Hello-World to Text Vectorization for ML problems

Aung Sett Paing
7 min readMar 15, 2022

Ways of how to represent texts into numeric vectors using Bag-of-words and TFIDF

Photo by Sven Brandsma on Unsplash

This article will only cover the fundamental approaches to vectorize texts for the machine learning problems although there are SOTA approaches like word embeddings. For both BoW and TFIDF models, step-by-step implementations and its notebook link will be mentioned and attached.

Contents

  1. Bag-of-words
  2. Step-by-step BoW Implementation
  3. TF-IDF
  4. TF-IDF Implementation
  5. Recap
  6. References

Bag-of-words

As machine learning cannot handle texts as the input to their algorithms directly, so texts need transforming into numeric tensors. This process is known as vectorization or feature extraction. In this section, Bag-of-words, which is the one of the text representations, is explained here.

The following figure is the result that we are going to achieve. The left table is the input text and the right counterpart is its encoded vectors.

Fig 1: Bag-of-words representation

Bag-of-words can be used to represent texts for machine learning problems such as document classification, sentiment analysis etc.

It has a bag of unique words assigned with numbers but without the orders. The following visualization makes it more intuitive.

BoW model does not carry the word order and the meaning but they carry the counts of words or their frequencies shown in the above figure. After fitting and transforming the BoW model, it can be used to encode the new texts.

Source: Google Image

For example, if a new text needs to be vectorized, then each word of that text will be searched in the BoW’s dictionary and if it is found, its frequency is assigned to the respective position.

Therefore, dictionary should contain words as much as possible so that they can be encoded. But there is a trade-off that the vector size will be sparse if there are tens of thousands of words in the dictionary that will lead to high computing cost when training the model.

Fig 2: Dictionary
Fig 3: BoW Representation for the new text

Let’s check the above figure. When the new text is vectorized, BoW model simply drops out the words Venus and hottest because they do not contain in the dictionary. So, the BoW model just pays attention on other words to assign their frequencies at the respective columns.

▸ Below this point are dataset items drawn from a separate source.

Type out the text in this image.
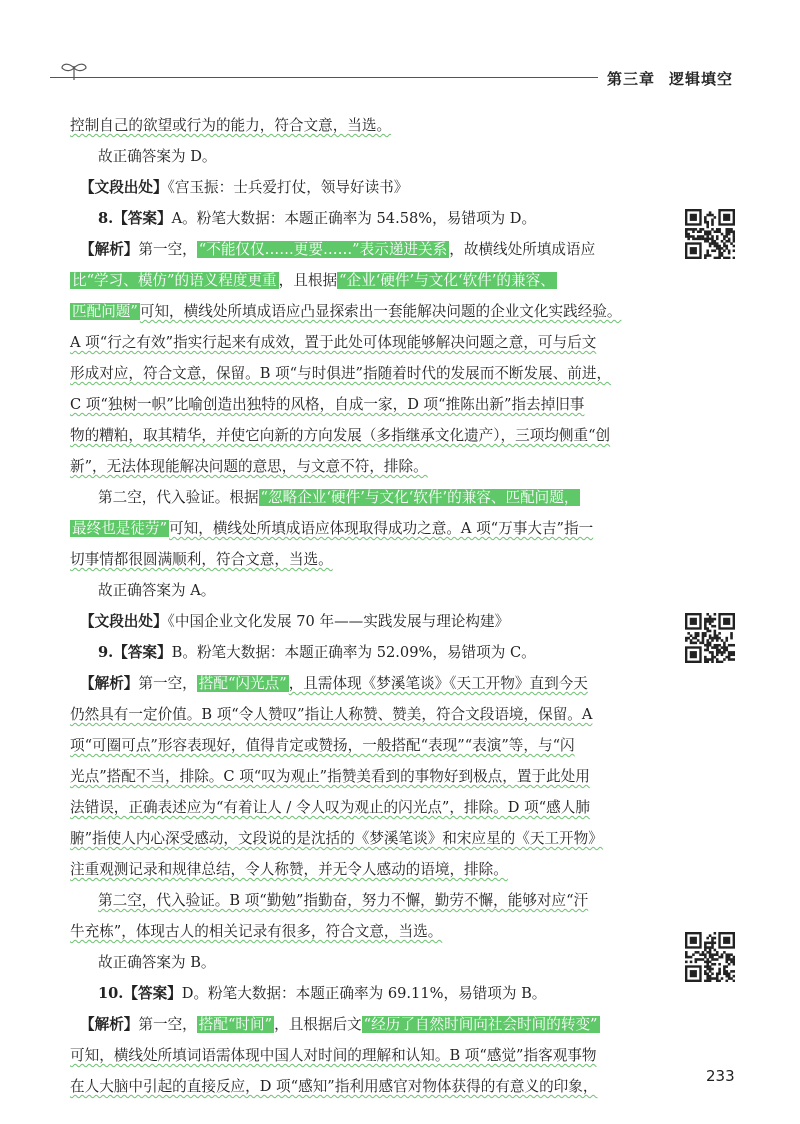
第三章 逻辑填空
控制自己的欲望或行为的能力，符合文意，当选。
故正确答案为 D。
【文段出处】《宫玉振：士兵爱打仗，领导好读书》
8.【答案】A。粉笔大数据：本题正确率为 54.58%，易错项为 D。
【解析】第一空， “不能仅仅……更要……”表示递进关系 ，故横线处所填成语应
比“学习、模仿”的语义程度更重 ，且根据 “企业‘硬件’与文化‘软件’的兼容、
匹配问题” 可知，横线处所填成语应凸显探索出一套能解决问题的企业文化实践经验。
A 项“行之有效”指实行起来有成效，置于此处可体现能够解决问题之意，可与后文
形成对应，符合文意，保留。B 项“与时俱进”指随着时代的发展而不断发展、前进，
C 项“独树一帜”比喻创造出独特的风格，自成一家，D 项“推陈出新”指去掉旧事
物的糟粕，取其精华，并使它向新的方向发展（多指继承文化遗产），三项均侧重“创
新”，无法体现能解决问题的意思，与文意不符，排除。
第二空，代入验证。根据 “忽略企业‘硬件’与文化‘软件’的兼容、匹配问题，
最终也是徒劳” 可知，横线处所填成语应体现取得成功之意。A 项“万事大吉”指一
切事情都很圆满顺利，符合文意，当选。
故正确答案为 A。
【文段出处】《中国企业文化发展 70 年——实践发展与理论构建》
9.【答案】B。粉笔大数据：本题正确率为 52.09%，易错项为 C。
【解析】第一空， 搭配“闪光点” ，且需体现《梦溪笔谈》《天工开物》直到今天
仍然具有一定价值。B 项“令人赞叹”指让人称赞、赞美，符合文段语境，保留。A
项“可圈可点”形容表现好，值得肯定或赞扬，一般搭配“表现”“表演”等，与“闪
光点”搭配不当，排除。C 项“叹为观止”指赞美看到的事物好到极点，置于此处用
法错误，正确表述应为“有着让人 / 令人叹为观止的闪光点”，排除。D 项“感人肺
腑”指使人内心深受感动，文段说的是沈括的《梦溪笔谈》和宋应星的《天工开物》
注重观测记录和规律总结，令人称赞，并无令人感动的语境，排除。
第二空，代入验证。B 项“勤勉”指勤奋，努力不懈，勤劳不懈，能够对应“汗
牛充栋”，体现古人的相关记录有很多，符合文意，当选。
故正确答案为 B。
10.【答案】D。粉笔大数据：本题正确率为 69.11%，易错项为 B。
【解析】第一空， 搭配“时间” ，且根据后文 “经历了自然时间向社会时间的转变”
可知，横线处所填词语需体现中国人对时间的理解和认知。B 项“感觉”指客观事物
在人大脑中引起的直接反应，D 项“感知”指利用感官对物体获得的有意义的印象，
233
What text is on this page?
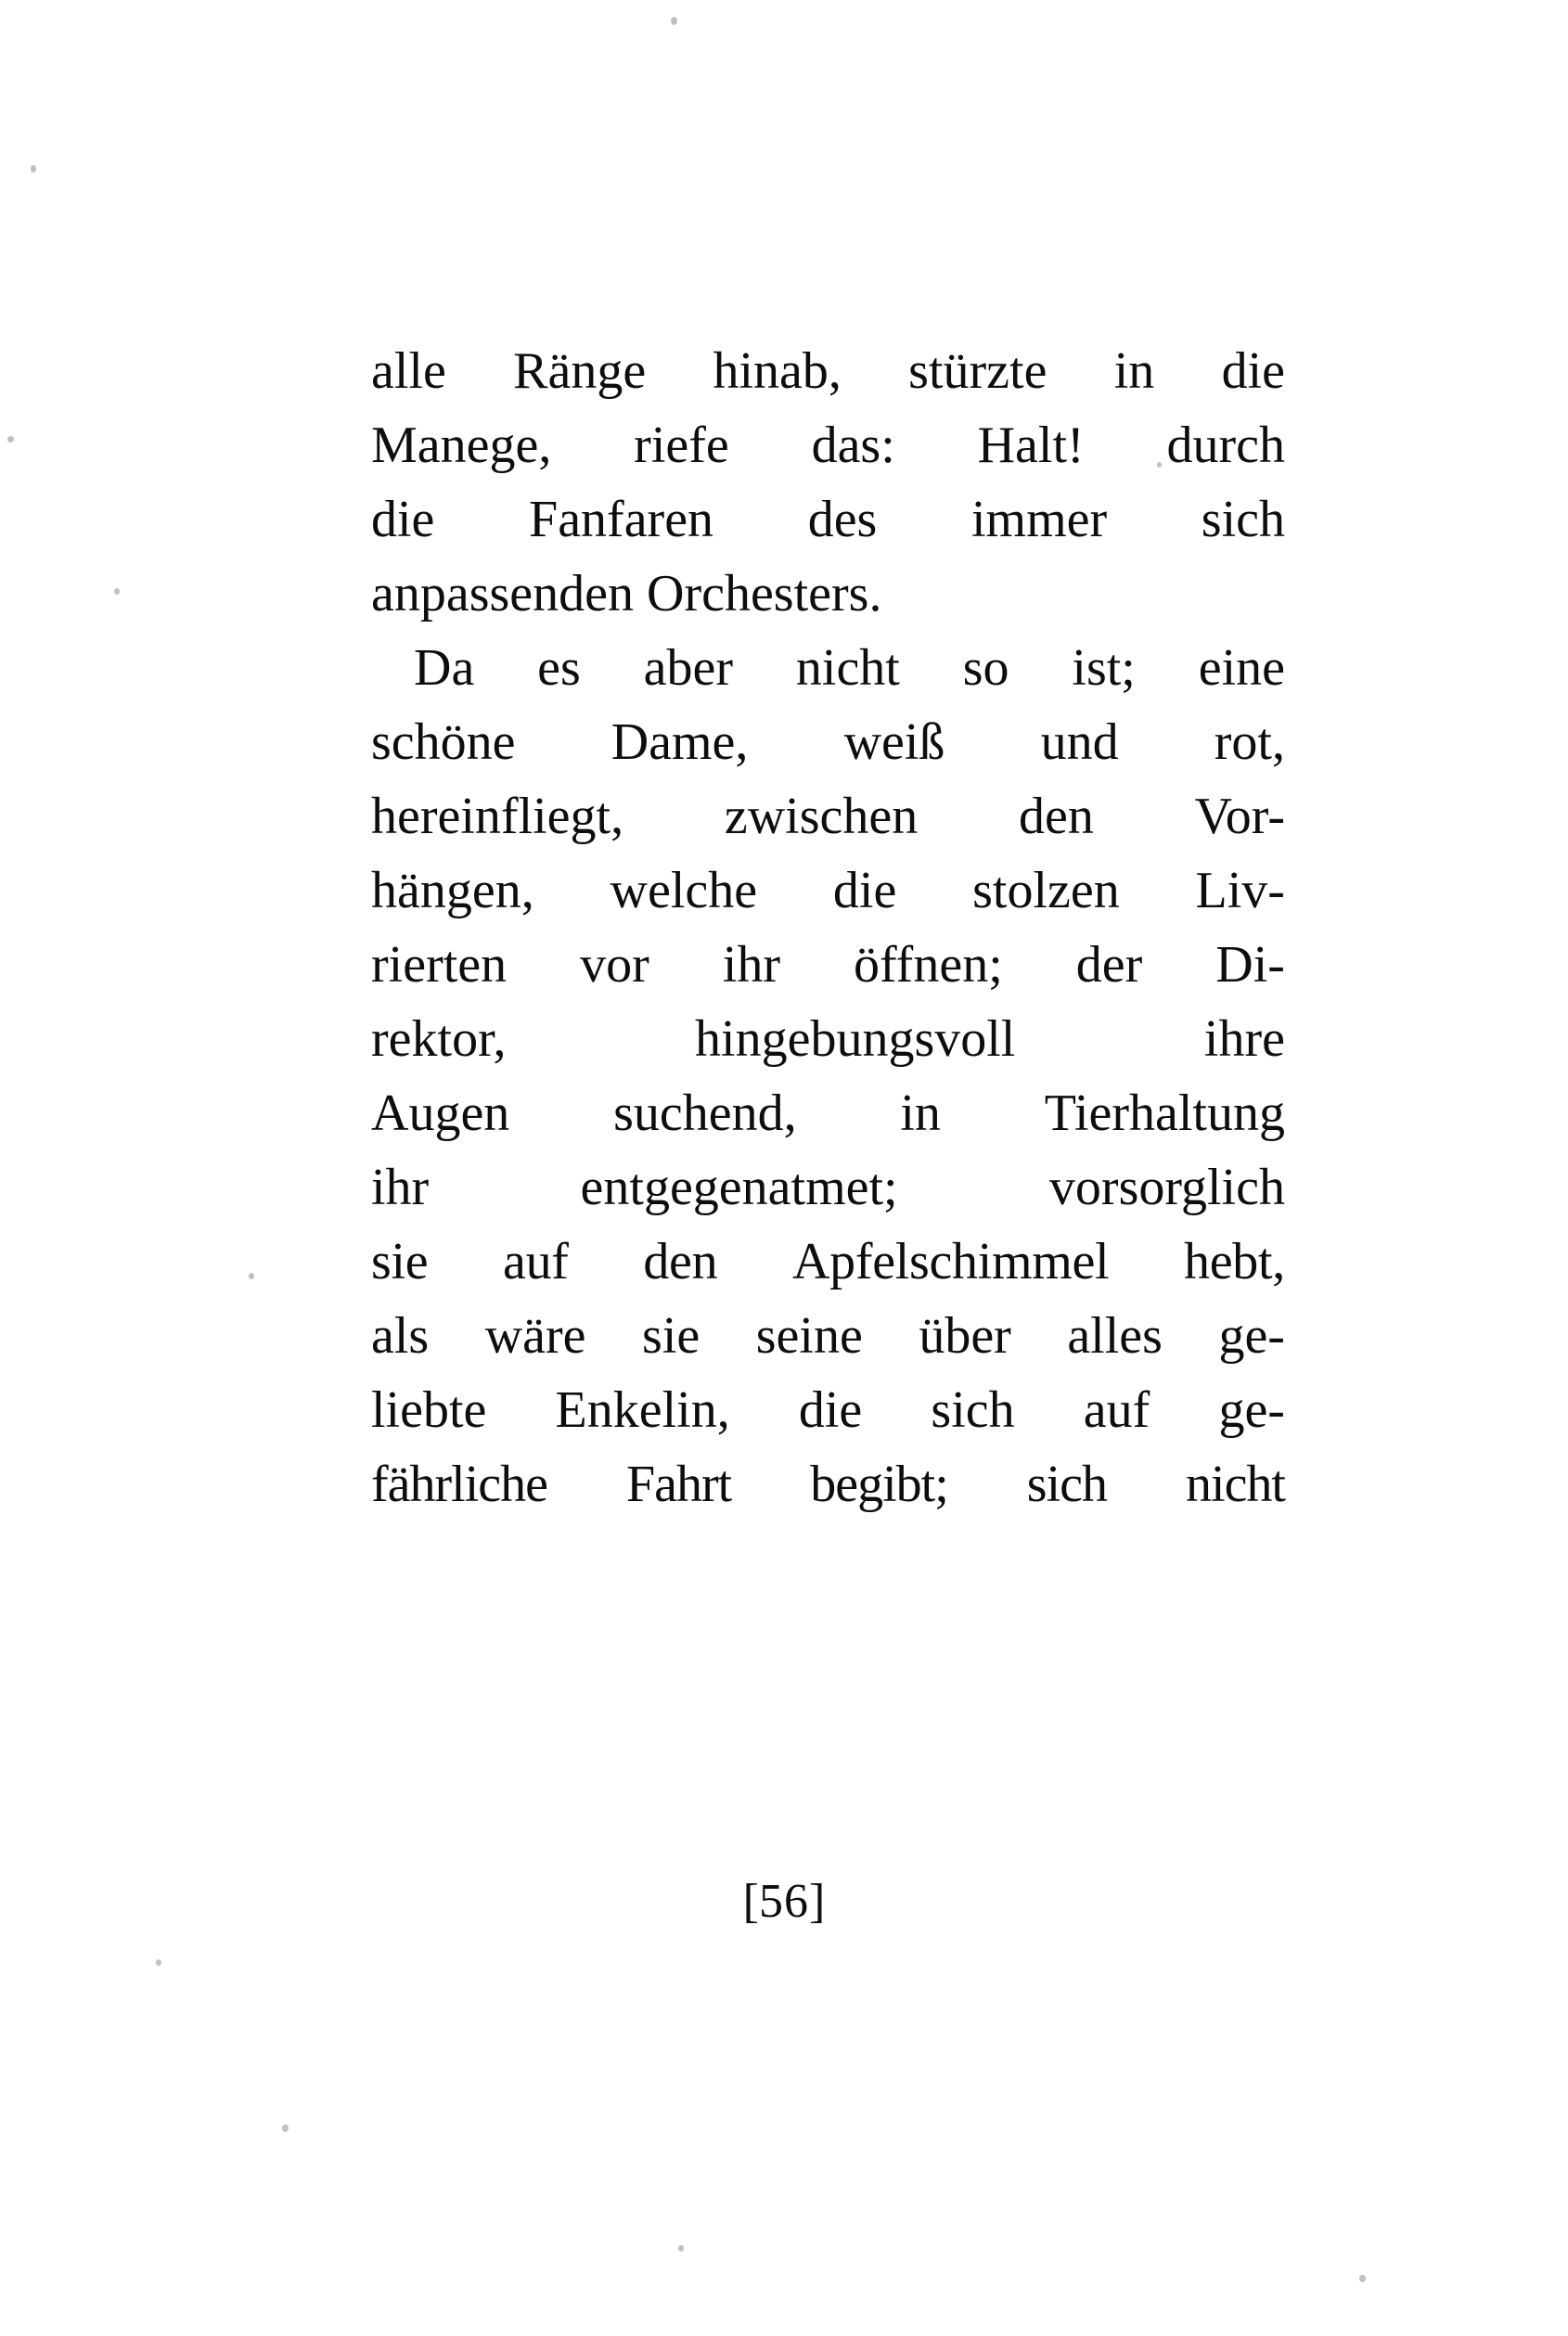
alle Ränge hinab, stürzte in die
Manege, riefe das: Halt! durch
die Fanfaren des immer sich
anpassenden Orchesters.
Da es aber nicht so ist; eine
schöne Dame, weiß und rot,
hereinfliegt, zwischen den Vor-
hängen, welche die stolzen Liv-
rierten vor ihr öffnen; der Di-
rektor,	hingebungsvoll	ihre
Augen suchend, in Tierhaltung
ihr	entgegenatmet;	vorsorglich
sie auf den Apfelschimmel hebt,
als wäre sie seine über alles ge-
liebte Enkelin, die sich auf ge-
fährliche Fahrt begibt; sich nicht
[56]
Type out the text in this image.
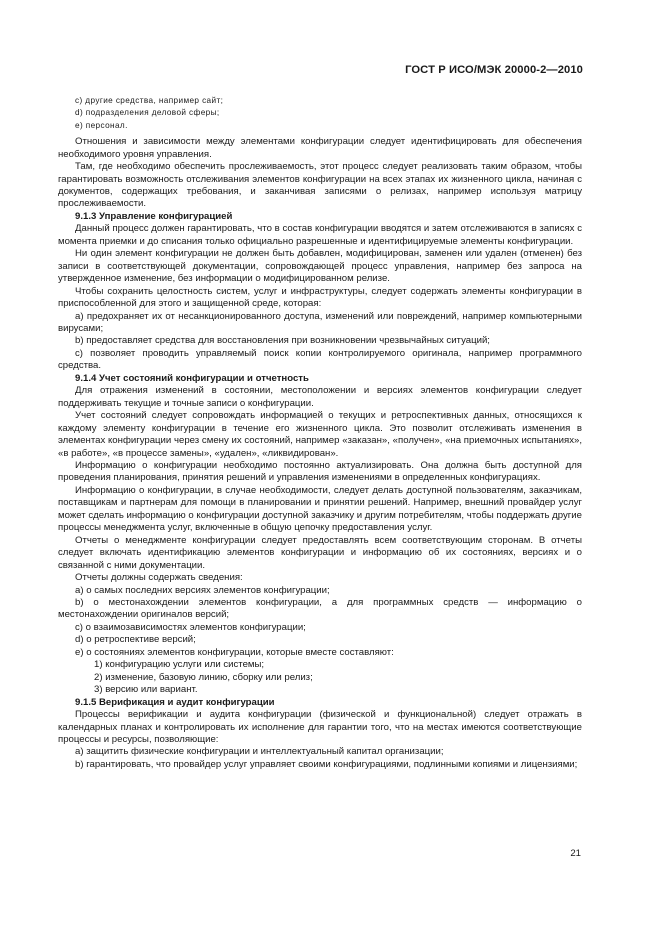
ГОСТ Р ИСО/МЭК 20000-2—2010

с) другие средства, например сайт;

d) подразделения деловой сферы;

е) персонал.

Отношения и зависимости между элементами конфигурации следует идентифицировать для обеспечения необходимого уровня управления.

Там, где необходимо обеспечить прослеживаемость, этот процесс следует реализовать таким образом, чтобы гарантировать возможность отслеживания элементов конфигурации на всех этапах их жизненного цикла, начиная с документов, содержащих требования, и заканчивая записями о релизах, например используя матрицу прослеживаемости.

9.1.3 Управление конфигурацией

Данный процесс должен гарантировать, что в состав конфигурации вводятся и затем отслеживаются в записях с момента приемки и до списания только официально разрешенные и идентифицируемые элементы конфигурации.

Ни один элемент конфигурации не должен быть добавлен, модифицирован, заменен или удален (отменен) без записи в соответствующей документации, сопровождающей процесс управления, например без запроса на утвержденное изменение, без информации о модифицированном релизе.

Чтобы сохранить целостность систем, услуг и инфраструктуры, следует содержать элементы конфигурации в приспособленной для этого и защищенной среде, которая:

а) предохраняет их от несанкционированного доступа, изменений или повреждений, например компьютерными вирусами;

b) предоставляет средства для восстановления при возникновении чрезвычайных ситуаций;

с) позволяет проводить управляемый поиск копии контролируемого оригинала, например программного средства.

9.1.4 Учет состояний конфигурации и отчетность

Для отражения изменений в состоянии, местоположении и версиях элементов конфигурации следует поддерживать текущие и точные записи о конфигурации.

Учет состояний следует сопровождать информацией о текущих и ретроспективных данных, относящихся к каждому элементу конфигурации в течение его жизненного цикла. Это позволит отслеживать изменения в элементах конфигурации через смену их состояний, например «заказан», «получен», «на приемочных испытаниях», «в работе», «в процессе замены», «удален», «ликвидирован».

Информацию о конфигурации необходимо постоянно актуализировать. Она должна быть доступной для проведения планирования, принятия решений и управления изменениями в определенных конфигурациях.

Информацию о конфигурации, в случае необходимости, следует делать доступной пользователям, заказчикам, поставщикам и партнерам для помощи в планировании и принятии решений. Например, внешний провайдер услуг может сделать информацию о конфигурации доступной заказчику и другим потребителям, чтобы поддержать другие процессы менеджмента услуг, включенные в общую цепочку предоставления услуг.

Отчеты о менеджменте конфигурации следует предоставлять всем соответствующим сторонам. В отчеты следует включать идентификацию элементов конфигурации и информацию об их состояниях, версиях и о связанной с ними документации.

Отчеты должны содержать сведения:

а) о самых последних версиях элементов конфигурации;

b) о местонахождении элементов конфигурации, а для программных средств — информацию о местонахождении оригиналов версий;

с) о взаимозависимостях элементов конфигурации;

d) о ретроспективе версий;

е) о состояниях элементов конфигурации, которые вместе составляют:

1) конфигурацию услуги или системы;

2) изменение, базовую линию, сборку или релиз;

3) версию или вариант.

9.1.5 Верификация и аудит конфигурации

Процессы верификации и аудита конфигурации (физической и функциональной) следует отражать в календарных планах и контролировать их исполнение для гарантии того, что на местах имеются соответствующие процессы и ресурсы, позволяющие:

а) защитить физические конфигурации и интеллектуальный капитал организации;

b) гарантировать, что провайдер услуг управляет своими конфигурациями, подлинными копиями и лицензиями;

21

Step-by-step BoW Implementation

Before we start to dive in this section, please keep in mind that there are some libraries for the BoW implementation. The aim of step-by-step implementation is to explain each step of the BoW model. Okay, let’s start!

So we are going to vectorize sample corpus into numeric vectors using python step-by-step. There are other ways to vectorize texts such as scikit-learn’s CountVectorizer. For your information, the link of complete notebook is added at the end of this article.

  1. Tokenize corpus
  2. Standardize corpus
  3. Build vocabulary
  4. Encode text

Tokenize corpus

Take the following data as the sample corpus. We have two sentences in the corpus. Firstly, it needs splitting the text into tokens such as character-level, word-level or n-gram tokens. This process is called tokenization. In this case, the corpus will be tokenized at word level.

# Make a corpus
corpus = [
"Jupiter is the gas giant planet.",
"Neptune is the ice giant planet."
]

Standardize Corpus

Then it needs normalizing — the text data should be standardized by converting into lower or upper case, removing punctuations, and applying stemming or lemmatization. In this case, we will convert the texts into their lower form and discard the punctuations.

# Standardize text data
corpus = [
"jupiter is the gas giant planet.",
"neptune is the ice giant planet."
]
# Tokenize text data, remove punctuations
corpus = [
["jupiter", "is", "the", "gas", "giant", "planet"],
["neptune", "is", "the", "ice", "giant", "planet"]
]

Build Vocabulary

We need to create our own dictionary so that we can encode our texts into vectors of numeric values. Here is the code.

Encode Text

Now, we can encode our texts into numeric vectors with the help of the dictionary. Let’s look at the following code.

That’s it! Now we can encode texts corpus into the BoW model. Using sklearn’s CountVectorizer is easy to use with less lines of code and you can check it in the attached notebook.

TF-IDF

In the BoW model, it only counts the frequencies of terms in each document —the more the term appears, the more important the term. But it can be biased because there are words such as the, a, is that appear many times within a single document and they cannot make the sentence more meaningful and important.

In TF-IDF, there are two parts — term frequency and inverse document frequency. Term frequency (TF) part is the same as the BoW model. It computes the frequency or importance of terms in the specific document. It is then normalized with the IDF value which computes the importance of term across all documents in the corpus.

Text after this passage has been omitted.